In a recent joint representation to Union road transport and highways minister Nitin Gadkari, the representatives of 45 historic vehicle clubs and museums in the country have made a strong pitch for protection and preservation of vintage motor vehicles.
Referring to this joint representation, Harsh Pati Singhania, in a letter to Gadkari on 19 April, flagged “four critical matters” to be adequately addressed in the rules concerning special provision for registration of vintage motor vehicles proposed to be notified by his ministry.
“Vintage motor vehicles older than 30 years from the date of manufacture may kindly be permitted to be registered under the draft Rules ‘Special Provision for Registration of Vintage Motor Vehicles’ as these vehicles are very small in number and are an important part of our national automotive heritage,” Singhania urged Gadkari.
“No commercial use whatsoever may be permitted but free use of these Vintage Motor Vehicles may be allowed for personal purposes, with no other purpose restrictions,” he stated in the letter.
“The important exemptions requested from (i) emission compliances, (ii) obtaining pollution under control certificate and (iii) obtaining a certificate of fitness…may kindly be granted and the exemption be specifically provided for as these historic vehicles cannot be mechanically modified or altered or expected to meet the new emission/ fitness/ pollution norms, applicable to later production cars. Any modification or alteration to historic vehicles will completely destroy the authenticity and originality of these historic vehicles,” Singhania told Gadkari.

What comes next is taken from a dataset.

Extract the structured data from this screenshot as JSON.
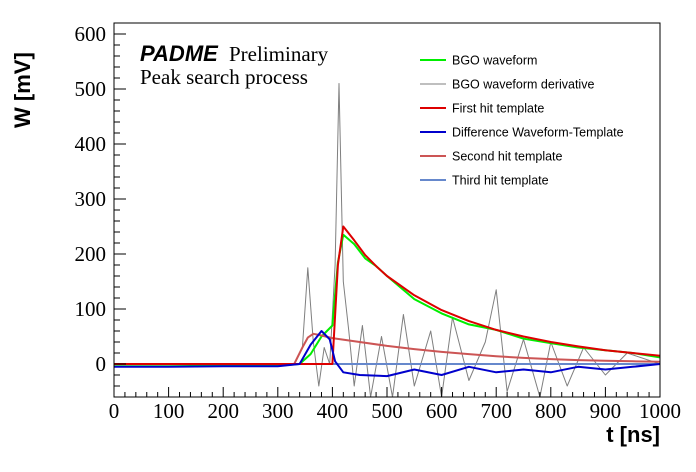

“To enable the transparent registration of Vintage Motor Vehicles, a Self-Certification/ Declaration/Indemnity by the owner, of the required registration particulars, should suffice, just as in the case of Income Tax Returns. There may be no need for a representative from any private automobile association, club or a committee to be involved in the process of approval or rejection for registration of a Vintage Motor Vehicle, as such involvement of private representatives in the different state committees may create unnecessary red tape and provide scope for corruption and influence peddling,” the letter stated.
It urged the minister to consider the representation for the sake of “promotion of tourism, culture, employment, manufacturing and revenue to the government” as well as “building our national heritage and culture”.